Das vergessene Problem
Noch nie war der Sterbeüberschuss in Deutschland so hoch
Die Tagespost, 28. August 2013, von Jürgen Liminski
Das vergessene Problem – noch nie war der Sterbeüberschuss in Deutschland so hoch. Dennoch wächst die Zahl seiner Einwohner. Ebenfalls um fast 200 000. Das mathematische Rätsel hat ein Lösungswort. Deutschland ist ein “Einwanderungsland”. Die Wirtschafts- und Finanzkrise hat die Zahl der Einwanderer aus Ost- und Südeuropa sprunghaft steigen lassen. Deshalb ist 2012 der grösste Bevölkerungszuwachs seit zwanzig Jahren zu verzeichnen. Aber er ist eben allein durch Einwanderung zustande gekommen. Politik und Wirtschaft ist es gleich, woher die Menschen kommen, Hauptsache es gibt genügend Arbeitskräfte. Dass diese zugewanderten Arbeitskräfte mit Werksverträgen oft menschenunwürdig behandelt werden oder dass man aus den Entwicklungsländern den dort dringend benötigten Rohstoff guter Köpfe abzieht und so eine Art Neokolonialismus betreibt, findet allenfalls in einem kleinen Kommentar Beachtung. Man befasst sich lieber mit Erfolgen als Problemen.Die Republik ist rosa und alle sind nett. Deshalb sehen die Parteien in der Einwanderung und überhaupt in allen demografischen Bewegungen keine Herausforderung, sondern eine “Chance”. Ein Thema für den Wahlkampf ist der demografische Niedergang nicht. Dabei liegt er wie ein Schatten über dem ganzen Land. Nur ein Faktum: In wenigen Jahren geht die Generation der Babyboomer (zwischen 1950 und 1965 Geborene) in Rente. Gleichzeitig wird die Zahl der Erwerbstätigen kleiner. Viel mehr Rentner und deutlich weniger Beitragszahler – das lässt sich aus Steuermitteln nicht ausgleichen. Schon jetzt wird ein Drittel der Renten, rund 80 Milliarden Euro, aus Steuermitteln gezahlt. Selbst bei Vollbeschäftigung kann die Rentenkasse dieses generative Ungleichgewicht nicht mehr ins Lot bringen. Man wird das Rentensystem strukturell reformieren müssen.
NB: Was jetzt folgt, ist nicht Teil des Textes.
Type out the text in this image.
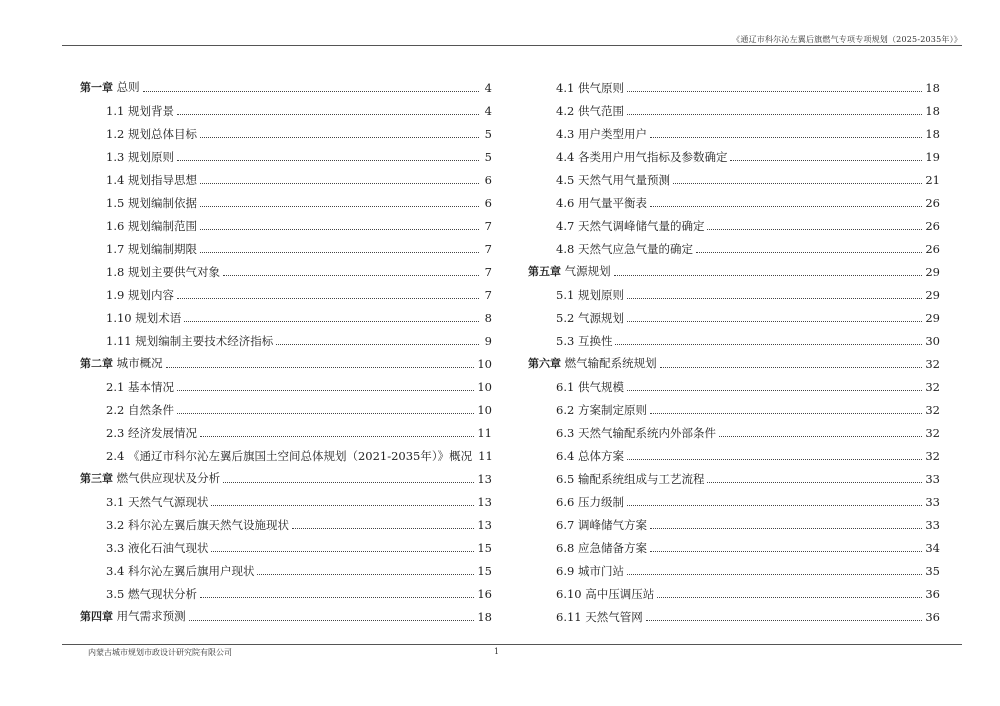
《通辽市科尔沁左翼后旗燃气专项专项规划（2025-2035年）》
第一章 总则	4
1.1 规划背景	4
1.2 规划总体目标	5
1.3 规划原则	5
1.4 规划指导思想	6
1.5 规划编制依据	6
1.6 规划编制范围	7
1.7 规划编制期限	7
1.8 规划主要供气对象	7
1.9 规划内容	7
1.10 规划术语	8
1.11 规划编制主要技术经济指标	9
第二章 城市概况	10
2.1 基本情况	10
2.2 自然条件	10
2.3 经济发展情况	11
2.4 《通辽市科尔沁左翼后旗国土空间总体规划（2021-2035年）》概况 11
第三章 燃气供应现状及分析	13
3.1 天然气气源现状	13
3.2 科尔沁左翼后旗天然气设施现状	13
3.3 液化石油气现状	15
3.4 科尔沁左翼后旗用户现状	15
3.5 燃气现状分析	16
第四章 用气需求预测	18
4.1 供气原则	18
4.2 供气范围	18
4.3 用户类型用户	18
4.4 各类用户用气指标及参数确定	19
4.5 天然气用气量预测	21
4.6 用气量平衡表	26
4.7 天然气调峰储气量的确定	26
4.8 天然气应急气量的确定	26
第五章 气源规划	29
5.1 规划原则	29
5.2 气源规划	29
5.3 互换性	30
第六章 燃气输配系统规划	32
6.1 供气规模	32
6.2 方案制定原则	32
6.3 天然气输配系统内外部条件	32
6.4 总体方案	32
6.5 输配系统组成与工艺流程	33
6.6 压力级制	33
6.7 调峰储气方案	33
6.8 应急储备方案	34
6.9 城市门站	35
6.10 高中压调压站	36
6.11 天然气管网	36
内蒙古城市规划市政设计研究院有限公司	1
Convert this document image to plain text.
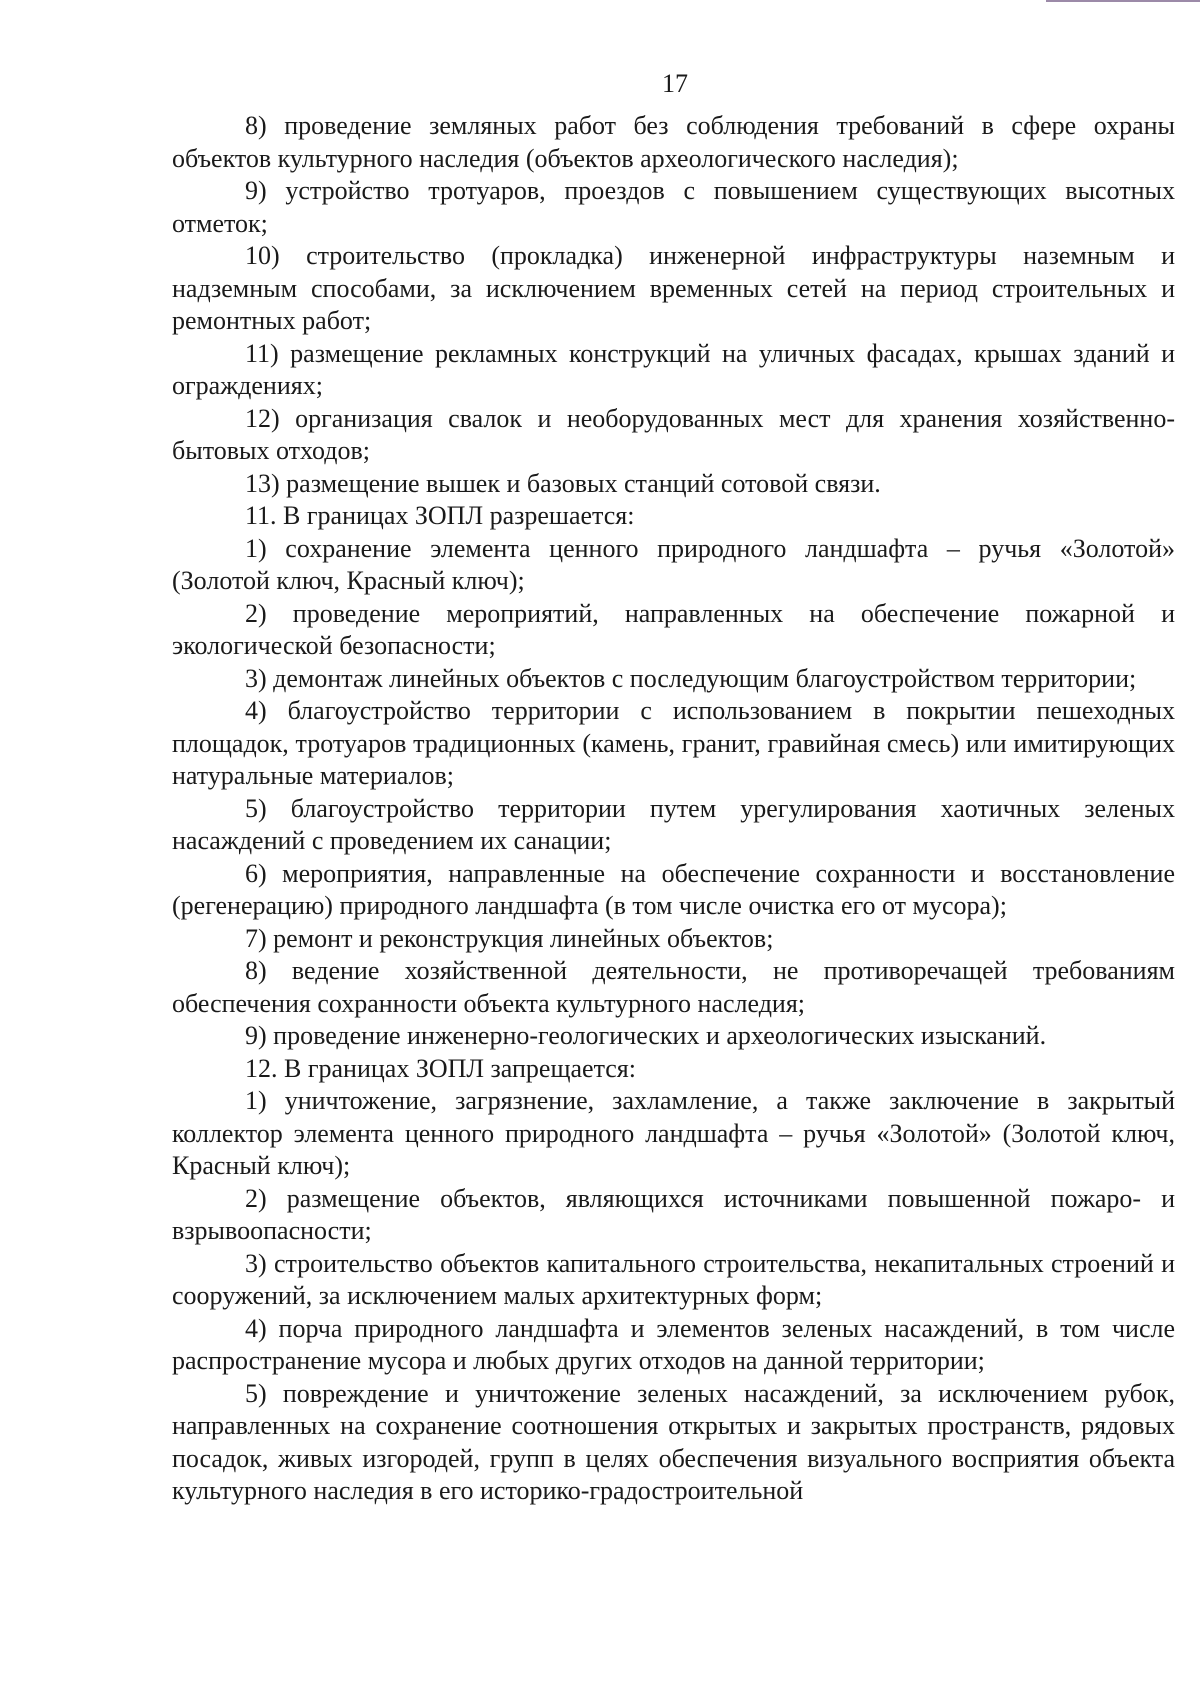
17

8) проведение земляных работ без соблюдения требований в сфере охраны объектов культурного наследия (объектов археологического наследия);

9) устройство тротуаров, проездов с повышением существующих высотных отметок;

10) строительство (прокладка) инженерной инфраструктуры наземным и надземным способами, за исключением временных сетей на период строительных и ремонтных работ;

11) размещение рекламных конструкций на уличных фасадах, крышах зданий и ограждениях;

12) организация свалок и необорудованных мест для хранения хозяйственно-бытовых отходов;

13) размещение вышек и базовых станций сотовой связи.

11. В границах ЗОПЛ разрешается:

1) сохранение элемента ценного природного ландшафта – ручья «Золотой» (Золотой ключ, Красный ключ);

2) проведение мероприятий, направленных на обеспечение пожарной и экологической безопасности;

3) демонтаж линейных объектов с последующим благоустройством территории;

4) благоустройство территории с использованием в покрытии пешеходных площадок, тротуаров традиционных (камень, гранит, гравийная смесь) или имитирующих натуральные материалов;

5) благоустройство территории путем урегулирования хаотичных зеленых насаждений с проведением их санации;

6) мероприятия, направленные на обеспечение сохранности и восстановление (регенерацию) природного ландшафта (в том числе очистка его от мусора);

7) ремонт и реконструкция линейных объектов;

8) ведение хозяйственной деятельности, не противоречащей требованиям обеспечения сохранности объекта культурного наследия;

9) проведение инженерно-геологических и археологических изысканий.

12. В границах ЗОПЛ запрещается:

1) уничтожение, загрязнение, захламление, а также заключение в закрытый коллектор элемента ценного природного ландшафта – ручья «Золотой» (Золотой ключ, Красный ключ);

2) размещение объектов, являющихся источниками повышенной пожаро- и взрывоопасности;

3) строительство объектов капитального строительства, некапитальных строений и сооружений, за исключением малых архитектурных форм;

4) порча природного ландшафта и элементов зеленых насаждений, в том числе распространение мусора и любых других отходов на данной территории;

5) повреждение и уничтожение зеленых насаждений, за исключением рубок, направленных на сохранение соотношения открытых и закрытых пространств, рядовых посадок, живых изгородей, групп в целях обеспечения визуального восприятия объекта культурного наследия в его историко-градостроительной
Aber auch das wird nicht reichen. Wer diesem Land eine friedliche Zukunft wünscht, der wird auch das Sozialsystem insgesamt reformieren müssen. Einwanderung ist keine Lösung; wir brauchen ein gesellschaftspolitisches Konzept, einen Entwurf, keine Wurstelei. Der Staat braucht ein Staatsvolk, er hat ein existenzielles Interesse daran, dass Kinder in ausreichender Zahl geboren werden. Hier aber fängt spätestens die Heuchelei an. Denn nachweislich werden vor allem in Ehen Kinder geboren. Die Ehe als solche nicht mehr zu fördern, hiesse, die Voraussetzung für mehr Geburten weiter abzuwürgen. Genau das geschieht aber durch die Relativierung der Ehe. Sie ist der Kern der Familie. Beide Institute, Ehe und Familie, sind systemrelevant. An diesem Thema wird die “seltsame Unlust an der Zukunft”, die Benedikt XVI. schon als Kardinal Ratzinger analysierte, besonders deutlich.
Das Thema Demografie gehört in den Wahlkampf. Auch wenn es den Kinderlosen, die in Politik und Medien den Ton angeben, nicht passt. Ziel der Politik ist es, Gerechtigkeit zu schaffen, lehrte Benedikt XVI. Dazu gehört auch die Generationengerechtigkeit. Dazu gehört auch die Achtung von Ehe und Familie. Europa wäre nicht mehr Europa, so der Papst emeritus, “wenn diese Grundzelle seines sozialen Aufbaus verschwände oder wesentlich verändert würde“. Es allen recht machen zu wollen hat mit Gerechtigkeit nichts zu tun.